Он приехал.
Поезд в последний раз дернулся и встал.
В раскрытое окно – вагон-то, слава богу, старенький, без этих модных, вечно неработающих ухищрений – мигом ворвался особый, вокзальный гомон: все спрашивали и отвечали разом, лязгали тележки носильщиков, со всех сторон гнусаво грохотали репродукторы и слышались свистки, сопровождаемые тягостно-раскатистым шипеньем, точно невесть кто, громадный, но невидимый, обиженно вздыхал…
Он не любил эту суету, традиционно связанную с высадкой-посадкой.
Ему так часто приходилось ездить по стране (без экстренной нужды он самолетами предпочитал не пользоваться), да и за ее пределами, что давно уже утратилось то восторженно-приподнятое чувство, которое испытываешь, когда поезд делает остановку и надо наконец-то выходить…
Смешно, подумал он, я и теперь воспринимаю свой приезд, как будто у меня простая деловая командировка.

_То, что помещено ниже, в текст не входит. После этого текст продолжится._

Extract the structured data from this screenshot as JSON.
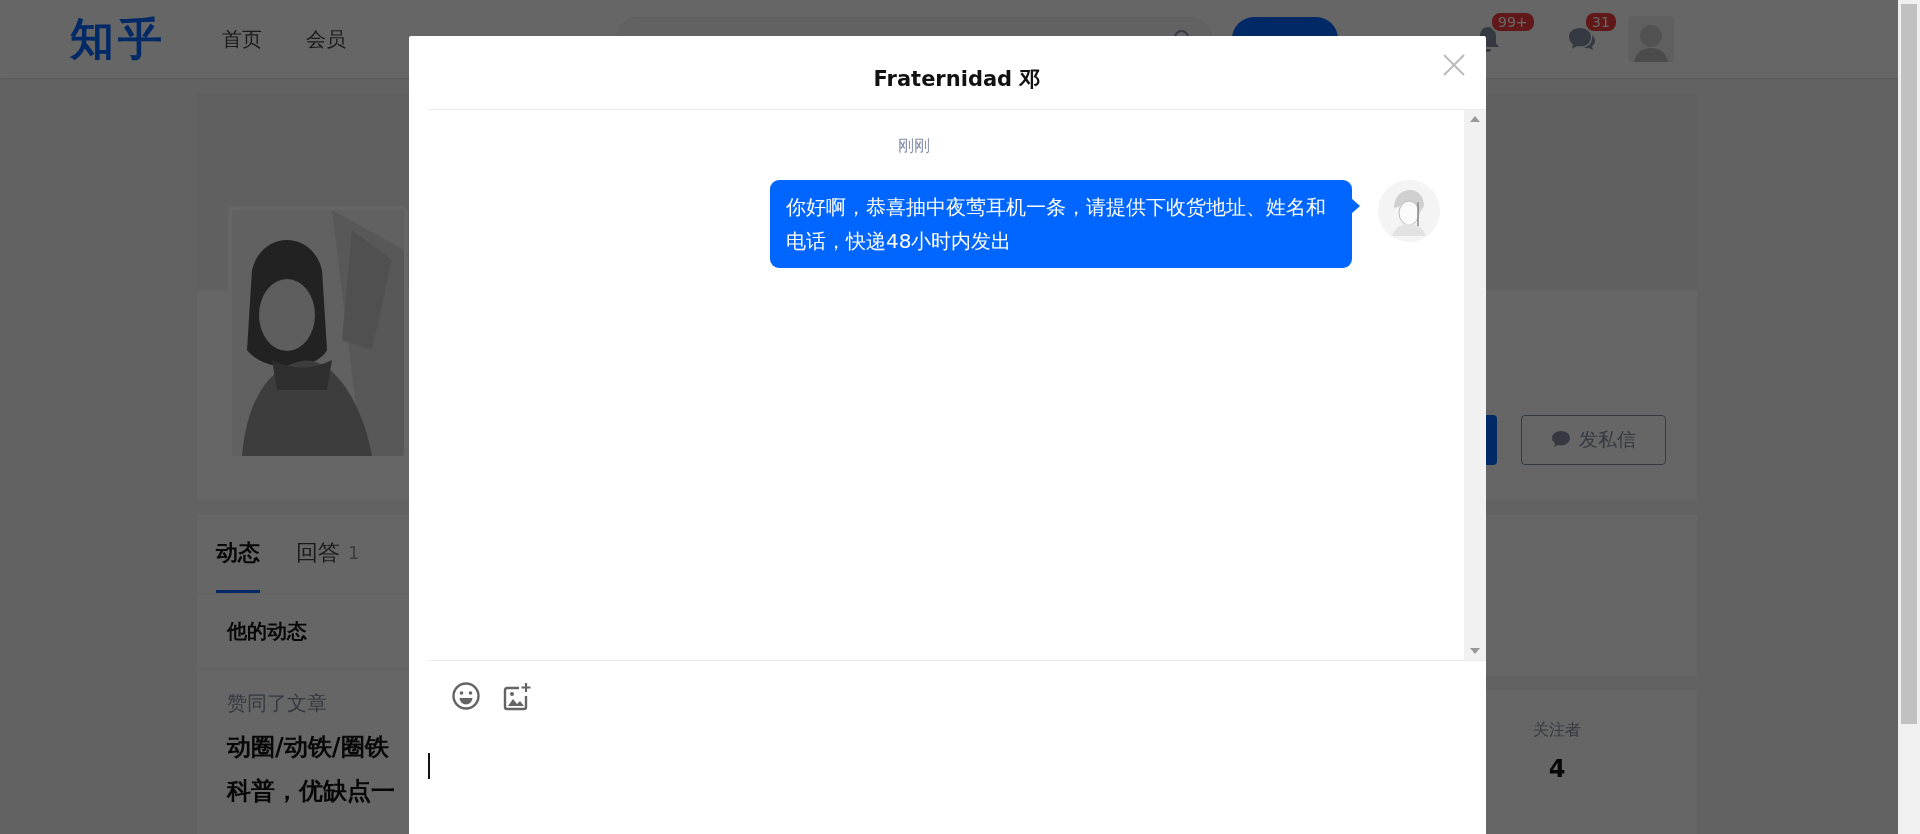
{
  "header": {
    "logo": "知乎",
    "nav": [
      {
        "label": "首页"
      },
      {
        "label": "会员"
      }
    ],
    "notifications": {
      "badge": "99+"
    },
    "messages": {
      "badge": "31"
    }
  },
  "profile": {
    "message_button": "发私信",
    "tabs": [
      {
        "label": "动态",
        "selected": true
      },
      {
        "label": "回答",
        "count": "1",
        "selected": false
      }
    ],
    "feed_heading": "他的动态",
    "activity": {
      "action": "赞同了文章",
      "title_lines": [
        "动圈/动铁/圈铁",
        "科普，优缺点一"
      ]
    },
    "followers": {
      "label": "关注者",
      "count": "4"
    }
  },
  "chat": {
    "title": "Fraternidad 邓",
    "messages": [
      {
        "time": "刚刚",
        "text": "你好啊，恭喜抽中夜莺耳机一条，请提供下收货地址、姓名和电话，快递48小时内发出"
      }
    ]
  }
}
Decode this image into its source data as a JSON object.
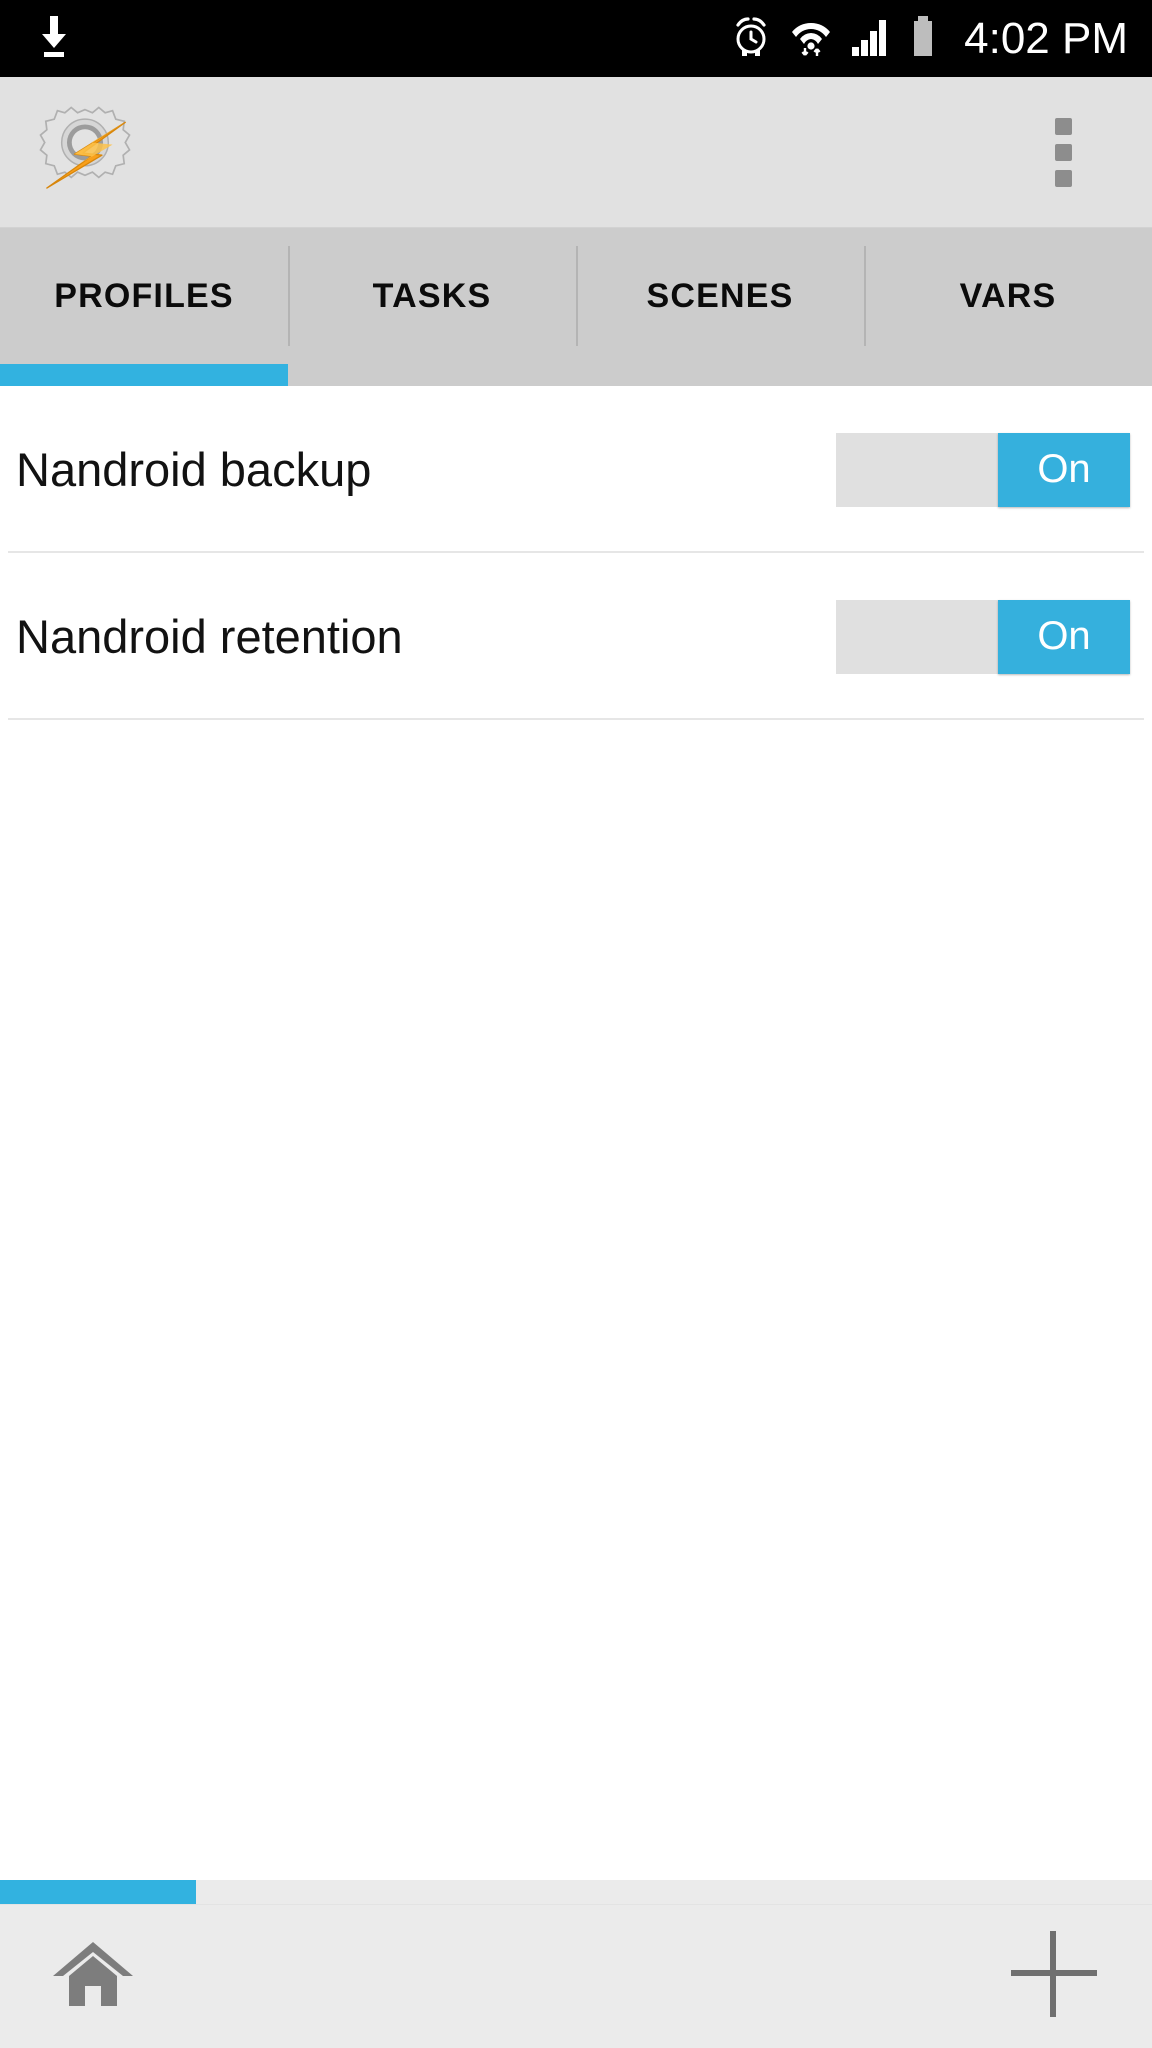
{
  "status_bar": {
    "background": "#000000",
    "time": "4:02 PM",
    "left_icons": [
      {
        "name": "download-icon",
        "label": "Download"
      }
    ],
    "right_icons": [
      {
        "name": "alarm-icon",
        "label": "Alarm set"
      },
      {
        "name": "wifi-icon",
        "label": "Wi-Fi connected"
      },
      {
        "name": "signal-icon",
        "label": "Cellular signal"
      },
      {
        "name": "battery-icon",
        "label": "Battery"
      }
    ]
  },
  "app_header": {
    "background": "#e1e1e1",
    "logo_name": "tasker-logo",
    "logo_alt": "Tasker",
    "overflow_label": "More options"
  },
  "tabs": {
    "active_index": 0,
    "indicator_color": "#32b2e0",
    "items": [
      {
        "label": "PROFILES"
      },
      {
        "label": "TASKS"
      },
      {
        "label": "SCENES"
      },
      {
        "label": "VARS"
      }
    ]
  },
  "profiles": {
    "rows": [
      {
        "label": "Nandroid backup",
        "toggle_state": "On"
      },
      {
        "label": "Nandroid retention",
        "toggle_state": "On"
      }
    ]
  },
  "bottom_bar": {
    "background": "#ebebeb",
    "progress_color": "#32b2e0",
    "progress_percent": 17,
    "home_label": "Home",
    "add_label": "Add"
  },
  "colors": {
    "accent": "#32b2e0",
    "toggle_on": "#35b0dd",
    "tab_bar": "#cccccc",
    "header": "#e1e1e1",
    "text": "#121212"
  }
}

Но ведь нет же, нет, – отпуск!
Место от столицы, в общем, удаленное, а в расписании указано, что поезду стоять здесь черт-те сколько – целых двадцать пять минут.
Неписаный закон: чем далее от центра – тем длиннее остановки. Может, так и надо, чтоб хоть этим компенсировать синдром глубинки… Впрочем, не настолько уж глубинка: все-таки – районный центр. Но – не ближний. И таким пребудет навсегда…
Он встал и сдернул с полки туго запакованный баул внушительных размеров.
Потом надел пиджак, поправил галстук и, задвинув до упора дверь, на несколько секунд застыл перед купейным тусклым зеркалом.
Чтобы увидеть себя хорошенько, ему пришлось даже несколько подогнуть колени: ничего не поделаешь, метр девяносто восемь – не больно-то удобный рост, жизнь в основном налажена для более, так скажем, усредненных. Слава богу, лишний вес пока не тяготил, хотя бы это…
Спать в поездах, конечно, было неудобно. Но на самолетах он себя и вовсе чувствовал паршиво.
Да к тому же не в любую точку есть авиарейсы! А в глубинку добираться как-то надо…
На него из зеркала взглянуло заспанное, хмурое, с глубокими морщинами на лбу, землисто-бледное лицо, хотя и сохранившее черты неистребимой моложавости, которая бывает свойственна довольно многим обитателям столицы в энном поколении, – лицо юнца до старости: с таким порой и хочешь выглядеть солидно, а не получается…
Поэтому, наверное, для пущей важности, и отрастил себе он бороду – довольно пышную, в кудрявых завитках, с неблагородными – то там, то здесь – седыми островками. Впрочем, у него все в роду по мужской линии седели очень рано, зато жили долго, вот что интересно…
И поскольку был он от рождения брюнет, то эти серебристые пучки смотрелись натуральными проплешинами, отчего вся борода имела вид вполне клочной и неухоженный.
Как, между прочим, и густая шевелюра – тоже с прядями седых волос.
Его это, понятно, удручало, ибо бороду свою он искренне любил и, вопреки поверхностному впечатлению, везде и постоянно, как мог, холил. И расстаться с эдаким богатством попросту не смел: уж слишком долго, целых двадцать лет, он прятал в бороду свое лицо – с тех самых пор, как поступил в московский университет. И патлы, малость подувядшие с годами, очень редко, если уж совсем приспичит, отдавал во власть цирюлен – эти заведения он ненавидел с детства.